ANASAYFA arrow right Yaşam

‘Laik hukuk devletine yakışmayan nefret söylemleri kabul edilemez’

‘Laik hukuk devletine yakışmayan nefret söylemleri kabul edilemez’
YAYINLAMA: 29 Nisan 2020 / 20.42
GÜNCELLEME: 30 Nisan 2020 / 17.05
Diyanetin Cuma Hutbesini değerlendiren Av. Aysu Berfin Çelik, lâik ve sosyal hukuk devleti ilkelerine ters olduğunu söyledi

Geçtiğimiz günlerde Diyanet İşleri Başkanlığı’nın tüm camilerde okuduğu ve web sitesinde de yayınlandığı Cuma Hutbesi'nde eşcinselliğin "sapkınlık" ve nikahsız yaşamanın “haram” olduğu söylemi, birçok kesim tarafından nefret söylemi, ayrımcılık ve hedef gösterme olarak değerlendirildi.
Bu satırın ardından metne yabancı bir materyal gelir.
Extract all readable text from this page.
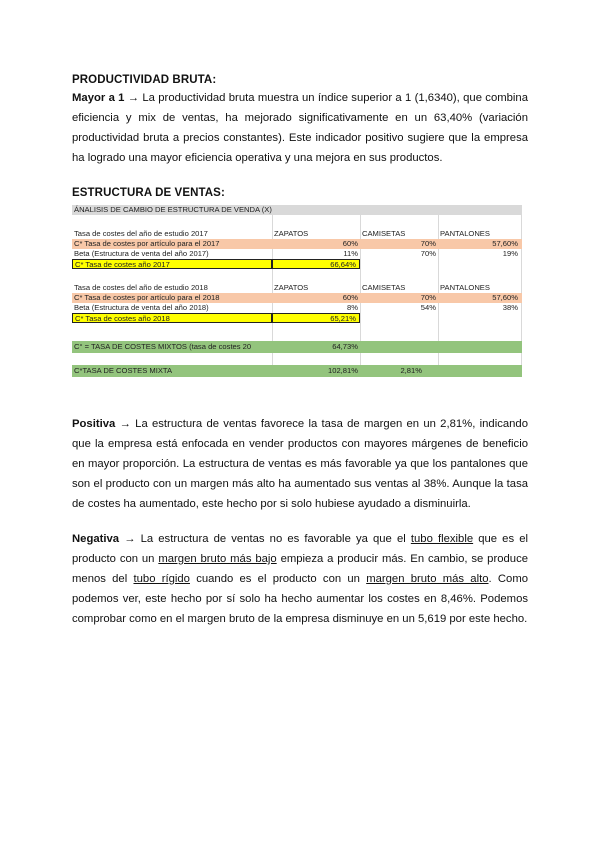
PRODUCTIVIDAD BRUTA:
Mayor a 1 → La productividad bruta muestra un índice superior a 1 (1,6340), que combina eficiencia y mix de ventas, ha mejorado significativamente en un 63,40% (variación productividad bruta a precios constantes). Este indicador positivo sugiere que la empresa ha logrado una mayor eficiencia operativa y una mejora en sus productos.
ESTRUCTURA DE VENTAS:
ÁNALISIS DE CAMBIO DE ESTRUCTURA DE VENDA (X)
Tasa de costes del año de estudio 2017	ZAPATOS	CAMISETAS	PANTALONES
C* Tasa de costes por artículo para el 2017	60%	70%	57,60%
Beta (Estructura de venta del año 2017)	11%	70%	19%
C* Tasa de costes año 2017	66,64%
Tasa de costes del año de estudio 2018	ZAPATOS	CAMISETAS	PANTALONES
C* Tasa de costes por artículo para el 2018	60%	70%	57,60%
Beta (Estructura de venta del año 2018)	8%	54%	38%
C* Tasa de costes año 2018	65,21%
C° = TASA DE COSTES MIXTOS (tasa de costes 20	64,73%
C*TASA DE COSTES MIXTA	102,81%	2,81%
Positiva → La estructura de ventas favorece la tasa de margen en un 2,81%, indicando que la empresa está enfocada en vender productos con mayores márgenes de beneficio en mayor proporción. La estructura de ventas es más favorable ya que los pantalones que son el producto con un margen más alto ha aumentado sus ventas al 38%. Aunque la tasa de costes ha aumentado, este hecho por si solo hubiese ayudado a disminuirla.
Negativa → La estructura de ventas no es favorable ya que el tubo flexible que es el producto con un margen bruto más bajo empieza a producir más. En cambio, se produce menos del tubo rígido cuando es el producto con un margen bruto más alto. Como podemos ver, este hecho por sí solo ha hecho aumentar los costes en 8,46%. Podemos comprobar como en el margen bruto de la empresa disminuye en un 5,619 por este hecho.
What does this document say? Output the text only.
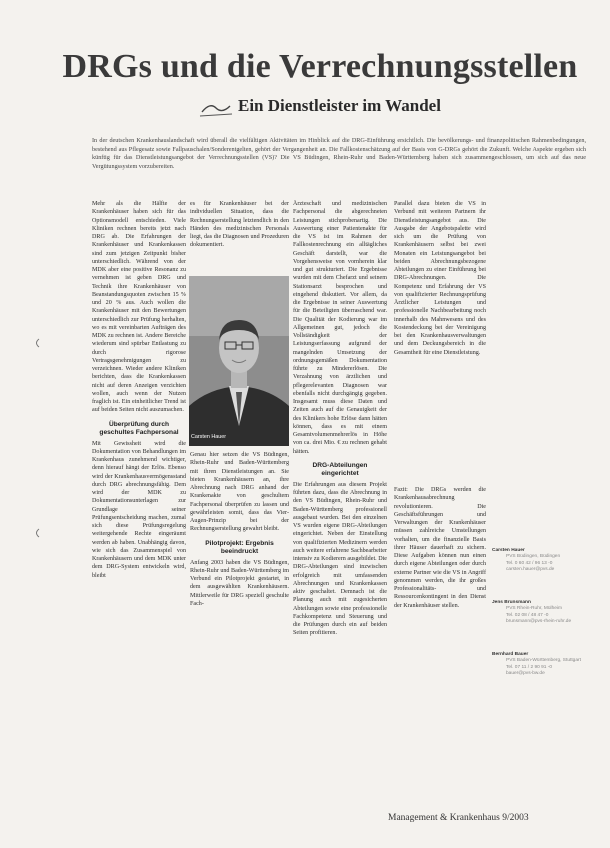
DRGs und die Verrechnungsstellen
Ein Dienstleister im Wandel
In der deutschen Krankenhauslandschaft wird überall die vielfältigen Aktivitäten im Hinblick auf die DRG-Einführung ersichtlich. Die bevölkerungs- und finanzpolitischen Rahmenbedingungen, bestehend aus Pflegesatz sowie Fallpauschalen/Sonderentgelten, gehört der Vergangenheit an. Die Fallkostenschätzung auf der Basis von G-DRGs gehört die Zukunft. Welche Aspekte ergeben sich künftig für das Dienstleistungsangebot der Verrechnungsstellen (VS)? Die VS Büdingen, Rhein-Ruhr und Baden-Württemberg haben sich zusammengeschlossen, um sich auf das neue Vergütungssystem vorzubereiten.

Mehr als die Hälfte der Krankenhäuser haben sich für das Optionsmodell entschieden. Viele Kliniken rechnen bereits jetzt nach DRG ab. Die Erfahrungen der Krankenhäuser und Krankenkassen sind zum jetzigen Zeitpunkt bisher unterschiedlich. Während von der MDK aber eine positive Resonanz zu vernehmen ist geben DRG und Technik ihre Krankenhäuser von Beanstandungsquoten zwischen 15 % und 20 % aus. Auch wollen die Krankenhäuser mit den Bewertungen unterschiedlich zur Prüfung herhalten, wo es mit vereinbarten Aufträgen des MDK zu rechnen ist. Andere Bereiche wiederum sind spürbar Entlastung zu durch rigorose Vertragsgenehmigungen zu verzeichnen. Wieder andere Kliniken berichten, dass die Krankenkassen nicht auf deren Anzeigen verzichten wollen, auch wenn der Nutzen fraglich ist. Ein einheitlicher Trend ist auf beiden Seiten nicht auszumachen.

Überprüfung durch geschultes Fachpersonal

Mit Gewissheit wird die Dokumentation von Behandlungen im Krankenhaus zunehmend wichtiger, denn hierauf hängt der Erlös. Ebenso wird der Krankenhausvermögensstand durch DRG abrechnungsfähig. Dem wird der MDK zu Dokumentationsunterlagen zur Grundlage seiner Prüfungsentscheidung machen, zumal sich diese Prüfungsregelung weitergehende Rechte eingeräumt werden ab haben. Unabhängig davon, wie sich das Zusammenspiel von Krankenhäusern und dem MDK unter dem DRG-System entwickeln wird, bleibt

es für Krankenhäuser bei der individuellen Situation, dass die Rechnungserstellung letztendlich in den Händen des medizinischen Personals liegt, das die Diagnosen und Prozeduren dokumentiert.

Carsten Hauer

Genau hier setzen die VS Büdingen, Rhein-Ruhr und Baden-Württemberg mit ihren Dienstleistungen an. Sie bieten Krankenhäusern an, ihre Abrechnung nach DRG anhand der Krankenakte von geschultem Fachpersonal überprüfen zu lassen und gewährleisten somit, dass das Vier-Augen-Prinzip bei der Rechnungserstellung gewahrt bleibt.

Pilotprojekt: Ergebnis beeindruckt

Anfang 2003 haben die VS Büdingen, Rhein-Ruhr und Baden-Württemberg im Verbund ein Pilotprojekt gestartet, in dem ausgewählten Krankenhäusern. Mittlerweile für DRG speziell geschulte Fach-

Ärzteschaft und medizinischen Fachpersonal die abgerechneten Leistungen stichprobenartig. Die Auswertung einer Patientenakte für die VS ist im Rahmen der Fallkostenrechnung ein alltägliches Geschäft darstellt, war die Vorgehensweise von vornherein klar und gut strukturiert. Die Ergebnisse wurden mit dem Chefarzt und seinem Stationsarzt besprochen und eingehend diskutiert. Vor allem, da die Ergebnisse in seiner Auswertung für die Beteiligten überraschend war. Die Qualität der Kodierung war im Allgemeinen gut, jedoch die Vollständigkeit der Leistungserfassung aufgrund der mangelnden Umsetzung der ordnungsgemäßen Dokumentation führte zu Mindererlösen. Die Verzahnung von ärztlichen und pflegerelevanten Diagnosen war ebenfalls nicht durchgängig gegeben. Insgesamt muss diese Daten und Zeiten auch auf die Genauigkeit der des Klinikers hohe Erlöse dann hätten können, dass es mit einem Gesamtvolumenmehrerlös in Höhe von ca. drei Mio. € zu rechnen gehabt hätten.

DRG-Abteilungen eingerichtet

Die Erfahrungen aus diesem Projekt führten dazu, dass die Abrechnung in den VS Büdingen, Rhein-Ruhr und Baden-Württemberg professionell ausgebaut wurden. Bei den einzelnen VS wurden eigene DRG-Abteilungen eingerichtet. Neben der Einstellung von qualifizierten Medizinern werden auch weitere erfahrene Sachbearbeiter intensiv zu Kodierern ausgebildet. Die DRG-Abteilungen sind inzwischen erfolgreich mit umfassenden Abrechnungen und Krankenkassen aktiv geschaltet. Demnach ist die Planung auch mit zugesicherten Abteilungen sowie eine professionelle Fachkompetenz und Steuerung und die Prüfungen durch ein auf beiden Seiten profitieren.

Parallel dazu bieten die VS in Verbund mit weiteren Partnern ihr Dienstleistungsangebot aus. Die Ausgabe der Angebotspalette wird sich um die Prüfung von Krankenhäusern selbst bei zwei Monaten ein Leistungsangebot bei beiden Abrechnungsbezogene Abteilungen zu einer Einführung bei DRG-Abrechnungen. Die Kompetenz und Erfahrung der VS von qualifizierter Rechnungsprüfung Ärztlicher Leistungen und professionelle Nachbearbeitung noch innerhalb des Mahnwesens und des Kostendeckung bei der Vereinigung bei den Krankenhausverwaltungen und dem Deckungsbereich in die Gesamtheit für eine Dienstleistung.

Fazit: Die DRGs werden die Krankenhausabrechnung revolutionieren. Die Geschäftsführungen und Verwaltungen der Krankenhäuser müssen zahlreiche Umstellungen vorhalten, um die finanzielle Basis ihrer Häuser dauerhaft zu sichern. Diese Aufgaben können nun einen durch eigene Abteilungen oder durch externe Partner wie die VS in Angriff genommen werden, die ihr großes Professionalitäts- und Ressourcenkontingent in den Dienst der Krankenhäuser stellen.

Carsten Hauer
PVS Büdingen, Büdingen
Tel. 0 60 42 / 96 13 -0
carsten.hauer@pvs.de
Jens Brunsmann
PVS Rhein-Ruhr, Mülheim
Tel. 02 08 / 48 47 -0
brunsmann@pvs-rhein-ruhr.de
Bernhard Bauer
PVS Baden-Württemberg, Stuttgart
Tel. 07 11 / 2 90 91 -0
bauer@pvs-bw.de
Management & Krankenhaus 9/2003
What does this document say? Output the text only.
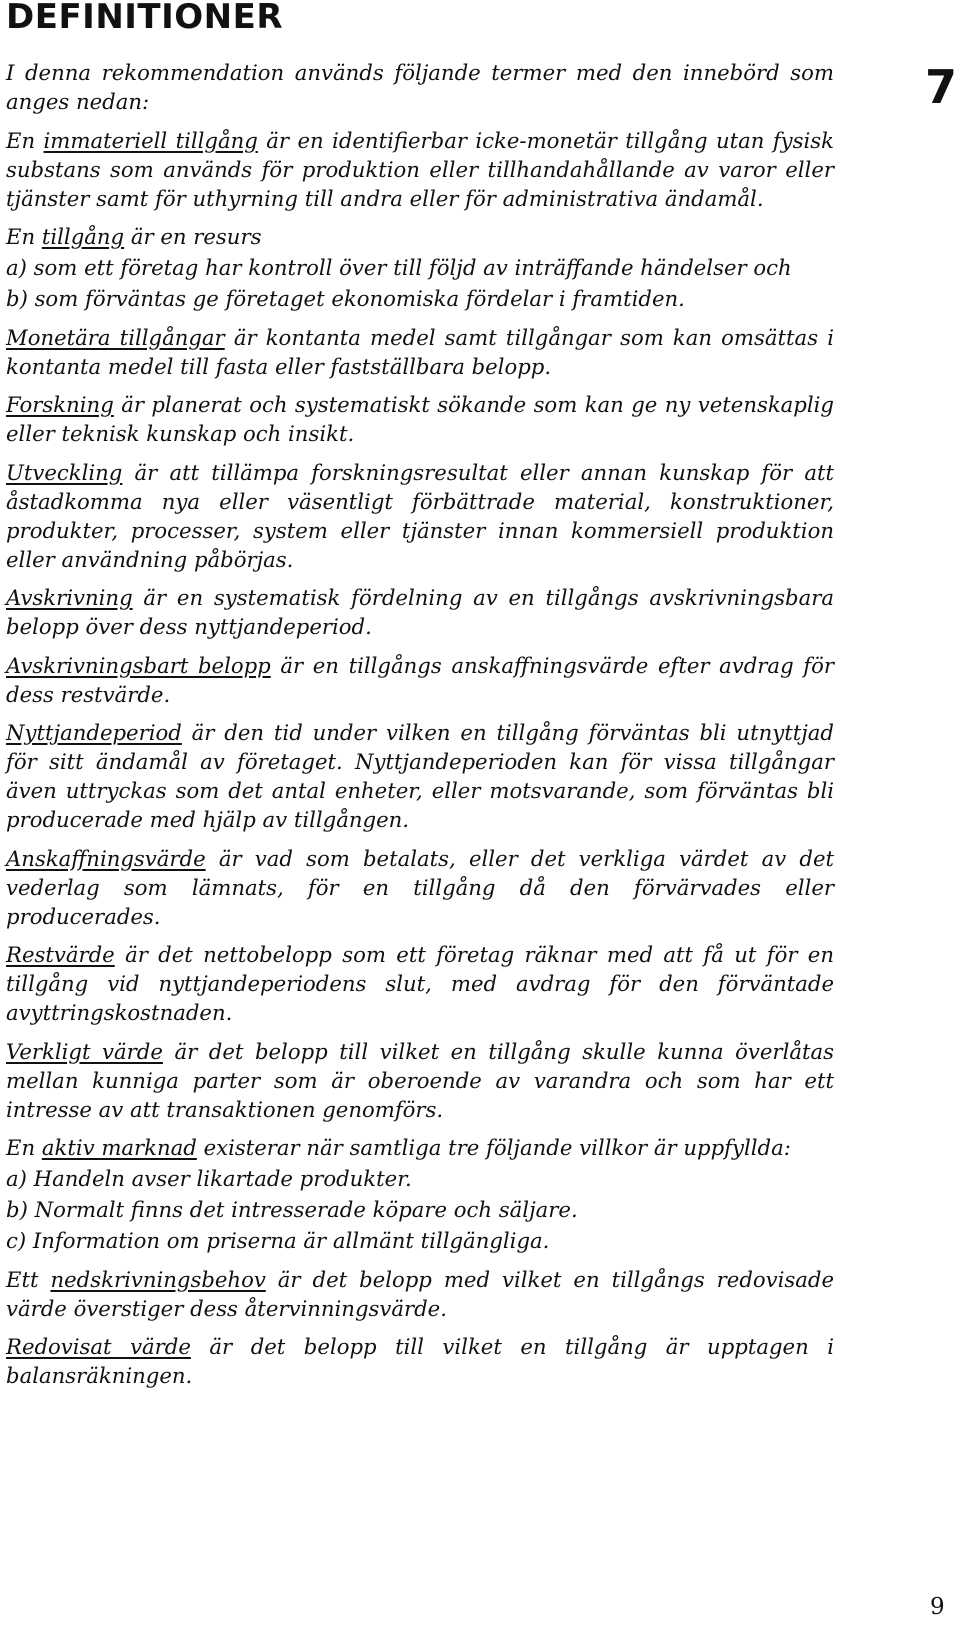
DEFINITIONER
7

I denna rekommendation används följande termer med den innebörd som anges nedan:

En immateriell tillgång är en identifierbar icke-monetär tillgång utan fysisk substans som används för produktion eller tillhandahållande av varor eller tjänster samt för uthyrning till andra eller för administrativa ändamål.

En tillgång är en resurs

a) som ett företag har kontroll över till följd av inträffande händelser och

b) som förväntas ge företaget ekonomiska fördelar i framtiden.

Monetära tillgångar är kontanta medel samt tillgångar som kan omsättas i kontanta medel till fasta eller fastställbara belopp.

Forskning är planerat och systematiskt sökande som kan ge ny vetenskaplig eller teknisk kunskap och insikt.

Utveckling är att tillämpa forskningsresultat eller annan kunskap för att åstadkomma nya eller väsentligt förbättrade material, konstruktioner, produkter, processer, system eller tjänster innan kommersiell produktion eller användning påbörjas.

Avskrivning är en systematisk fördelning av en tillgångs avskrivningsbara belopp över dess nyttjandeperiod.

Avskrivningsbart belopp är en tillgångs anskaffningsvärde efter avdrag för dess restvärde.

Nyttjandeperiod är den tid under vilken en tillgång förväntas bli utnyttjad för sitt ändamål av företaget. Nyttjandeperioden kan för vissa tillgångar även uttryckas som det antal enheter, eller motsvarande, som förväntas bli producerade med hjälp av tillgången.

Anskaffningsvärde är vad som betalats, eller det verkliga värdet av det vederlag som lämnats, för en tillgång då den förvärvades eller producerades.

Restvärde är det nettobelopp som ett företag räknar med att få ut för en tillgång vid nyttjandeperiodens slut, med avdrag för den förväntade avyttringskostnaden.

Verkligt värde är det belopp till vilket en tillgång skulle kunna överlåtas mellan kunniga parter som är oberoende av varandra och som har ett intresse av att transaktionen genomförs.

En aktiv marknad existerar när samtliga tre följande villkor är uppfyllda:

a) Handeln avser likartade produkter.

b) Normalt finns det intresserade köpare och säljare.

c) Information om priserna är allmänt tillgängliga.

Ett nedskrivningsbehov är det belopp med vilket en tillgångs redovisade värde överstiger dess återvinningsvärde.

Redovisat värde är det belopp till vilket en tillgång är upptagen i balansräkningen.

9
Konuya ilişkin görüştüğümüz Av. Aysu Berfin Çelik, Diyanetin tartışma konusu olan söyleminin, dini ve ideolojik perspektif ile bakılan bir anlayışa dayandığı değerlendirmesinde bulundu.
‘Yasalara aykırılık içeren söylem, suç unsuru içermektedir’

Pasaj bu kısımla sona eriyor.